Model for phase variation of the outer membrane protein Ag43. The regulatory region of the agn43 operon is shown at the top (A). The three agn43 regulatory GATC sites, GATC-I (far left), GATC-II (middle), and GATC-III (right) are depicted as gray rectangles (A). The methylation states of the top and bottom DNA strands of a GATC site are depicted by an open circle (nonmethylated) or closed circle (methylated). “Rep” indicates a DNA replication event. The Ag43 switch model is discussed in the text.

FIG. 7.

Epigenetic states of the traJ gene in the Salmonella virulence plasmid.
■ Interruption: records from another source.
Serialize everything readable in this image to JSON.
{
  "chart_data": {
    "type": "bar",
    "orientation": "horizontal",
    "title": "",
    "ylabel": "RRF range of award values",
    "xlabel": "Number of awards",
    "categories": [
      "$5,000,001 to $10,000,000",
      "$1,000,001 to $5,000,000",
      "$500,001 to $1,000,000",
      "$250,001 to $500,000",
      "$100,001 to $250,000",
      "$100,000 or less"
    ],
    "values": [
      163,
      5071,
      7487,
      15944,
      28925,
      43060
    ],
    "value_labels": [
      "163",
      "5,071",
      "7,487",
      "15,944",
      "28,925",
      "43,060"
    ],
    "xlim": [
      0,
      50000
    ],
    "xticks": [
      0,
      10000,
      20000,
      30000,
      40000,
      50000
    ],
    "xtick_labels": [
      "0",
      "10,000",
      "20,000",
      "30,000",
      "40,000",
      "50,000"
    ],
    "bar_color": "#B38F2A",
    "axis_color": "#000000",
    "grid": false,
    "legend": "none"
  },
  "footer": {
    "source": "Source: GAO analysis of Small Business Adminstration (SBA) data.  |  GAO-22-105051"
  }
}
In the donor cell, DNA hemimethylation permits traJ transcription only in the plasmid molecule that carries a methyl group in the noncoding DNA strand. As a consequence, plasmid replication generates two epigenetic states in the traJ gene and permits traJ transcription in only one daughter plasmid molecule. The methylation states of the top and bottom DNA strands of a GATC site are depicted by an open square (nonmethylated) or closed square (methylated). The possibility that the active epigenetic state of traJ can be transferred to the recipient cell is at this stage hypothetical.

FIG. 8.

Multifactorial basis for attenuation in Dam⁻ mutants of Salmonella enterica. The lack of strand discrimination for mismatch repair and altered gene expression patterns may explain some of the pleiotropic defects displayed by Salmonella Dam⁻ mutants in the mouse model (13, 89, 208, 210).